Now middle-aged, Chris opens the closet door. He finds on the shelves “a wreck of papers” and manuscripts.
Wadded into a musty ball was a John Cleve shirt, now mildewed and rotting. A trail of dried mouse droppings led to a large nest composed of tattered manuscript pages. Twined within the rodent’s home was the shed skin of a snake . . . Throughout my childhood, the most familiar adult refrain was: “Watch for snakes” . . . My seventh-grade teacher taught us that poisonous snakes had a vertical pupil, but getting close enough to see the eyes put you at risk.
Here we encounter a father whose work and accomplishments are forbidding, dangerous, and dirty. What Chris Offutt resents is not pornography, but the father who put alarming sexuality into his kids’ heads. He made frequent sexual remarks around the children. He was often angry with them. His talk and his anger settled into one fearful thing in the spine of each child.
Nevertheless, Chris Offutt sincerely praises his dad throughout the memoir. “My father was a brilliant man, a true iconoclast, fiercely self-reliant, a dark genius, cruelly selfish, and eternally optimistic.” His dad’s motive for writing pornography in the first place surely mitigates some of his rougher behavior: Chris needed expensive orthodontic treatment. His dad wrote pornography for the money.

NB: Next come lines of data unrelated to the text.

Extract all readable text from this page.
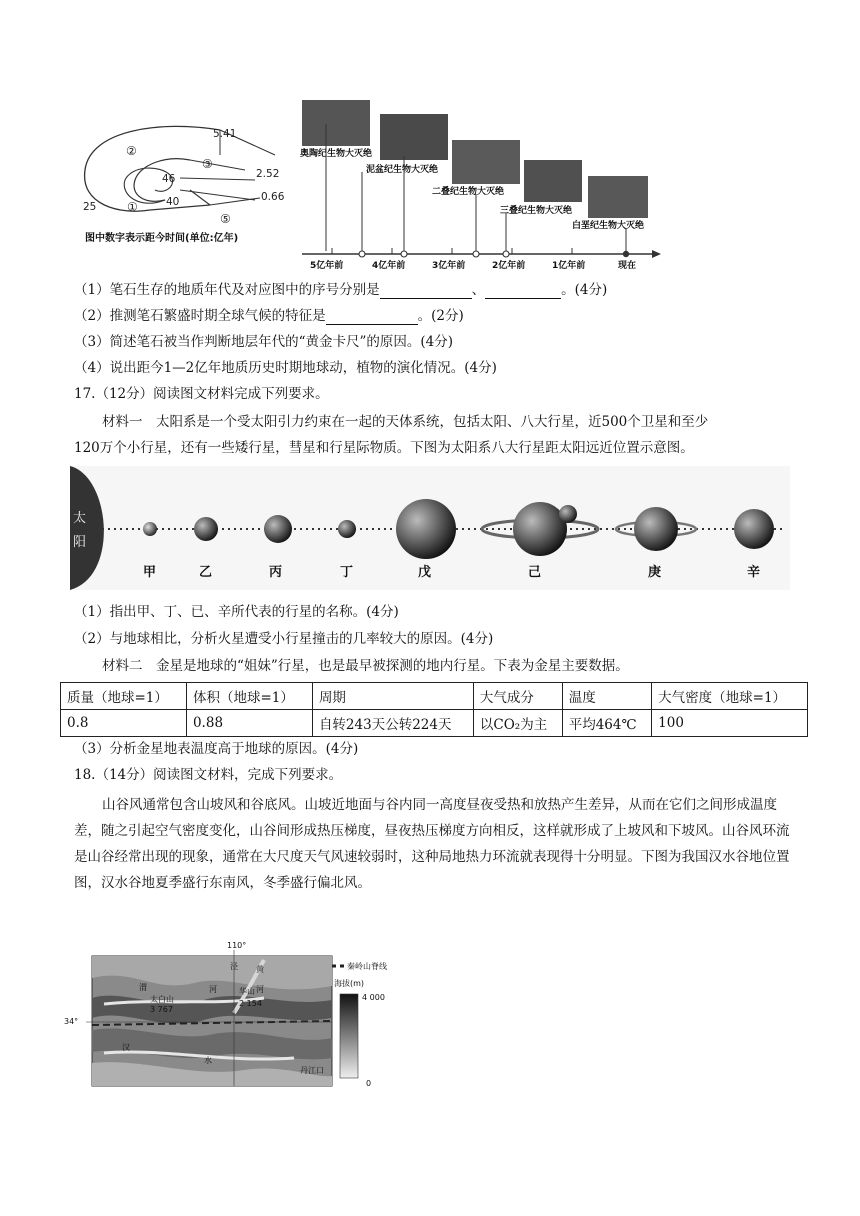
5.41
2.52
0.66
46
40
25
②
③
①
⑤
图中数字表示距今时间(单位:亿年)
奥陶纪生物大灭绝
泥盆纪生物大灭绝
二叠纪生物大灭绝
三叠纪生物大灭绝
白垩纪生物大灭绝
5亿年前	4亿年前	3亿年前	2亿年前	1亿年前	现在
（1）笔石生存的地质年代及对应图中的序号分别是	、	。(4分)
（2）推测笔石繁盛时期全球气候的特征是	。(2分)
（3）简述笔石被当作判断地层年代的“黄金卡尺”的原因。(4分)
（4）说出距今1—2亿年地质历史时期地球动，植物的演化情况。(4分)
17.（12分）阅读图文材料完成下列要求。
材料一　太阳系是一个受太阳引力约束在一起的天体系统，包括太阳、八大行星，近500个卫星和至少
120万个小行星，还有一些矮行星，彗星和行星际物质。下图为太阳系八大行星距太阳远近位置示意图。
太
阳
甲	乙	丙	丁	戊	己	庚	辛
（1）指出甲、丁、已、辛所代表的行星的名称。(4分)
（2）与地球相比，分析火星遭受小行星撞击的几率较大的原因。(4分)
材料二　金星是地球的“姐妹”行星，也是最早被探测的地内行星。下表为金星主要数据。
质量（地球=1）	体积（地球=1）	周期	大气成分	温度	大气密度（地球=1）
0.8	0.88	自转243天公转224天	以CO₂为主	平均464℃	100
（3）分析金星地表温度高于地球的原因。(4分)
18.（14分）阅读图文材料，完成下列要求。
山谷风通常包含山坡风和谷底风。山坡近地面与谷内同一高度昼夜受热和放热产生差异，从而在它们之间形成温度差，随之引起空气密度变化，山谷间形成热压梯度，昼夜热压梯度方向相反，这样就形成了上坡风和下坡风。山谷风环流是山谷经常出现的现象，通常在大尺度天气风速较弱时，这种局地热力环流就表现得十分明显。下图为我国汉水谷地位置图，汉水谷地夏季盛行东南风，冬季盛行偏北风。
110°
34°
渭	河
汉
水
泾 黄
河
太白山
3 767
华山
2 154
丹江口
秦岭山脊线
海拔(m)
4 000
0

Chris Offutt wisely resists making his dad a saint, a rebel hero, or even a good guy. Instead, he lays down the family snapshots all together and leaves the contradictions unexplained. Now he admires his father, now he disdains him. Here using a voice of admiration, there speaking in a voice of pain, he engages the reader with the shifting perspectives of a mind at odds with itself.
When Chris was a boy, his father told him a mean story: He said Chris had an older brother, John, but that he, Andrew Offutt, chopped him up and put him in the toilet. “To prove his point, he wrote ‘Hi John’ on a scrap of paper, led my siblings and me to the bathroom, and flushed the note.”
At this moment it’s hard for a reader to sympathize with Andrew Offutt. With some reservation, Chris Offutt does it for us: “In retrospect, it’s clear that my father was trying to be funny with the kind of joke that gets carried away until the humor is leached out and the audience is confused. I can forgive my father for a failed joke. I have made many myself. But as a young boy, I fully believed my father had killed my brother and therefore might kill me.”
Though we suffer with the child, we check our temptation to make a monster of the man who inflicted this grief.
Andrew Offutt believed he was capable of the most ghastly deeds, even murder. Once again, he taxed Chris, as an adult, with stories he didn’t need to hear. “If not for pornography,” Andrew Offutt claimed, “I’d have been a serial killer.” But the son knows the father better than he knows himself: “He was not athletic or strong and therefore was incapable of overpowering most people. He was also a physical coward, having never been in a fistfight. He never struck his children or his wife.” He also never followed through with any of his delusions about his capacity for violence. He loved Henry Miller and wrote a lot of porn.
It makes sense that Andrew Offutt admired Miller. A better man than many people knew, Henry Miller made himself look worse than he was in his books, maybe to explore the terrible nature that exists in all people, maybe to excoriate himself in the face of the human tendency to show one’s self as good. Whatever the reason, Andrew Offutt had a need to convince others that he was the worst kind of villain. Now his son has restored him to a highly flawed, troubled man.
Chris Offutt continually reaches beyond his own feeling to sympathize with a man many readers would prefer to demonize. In that regard, My Father, the Pornographer is contemporary memoir at its best. It achieves the rare miracle of re-creating the human heart on the page.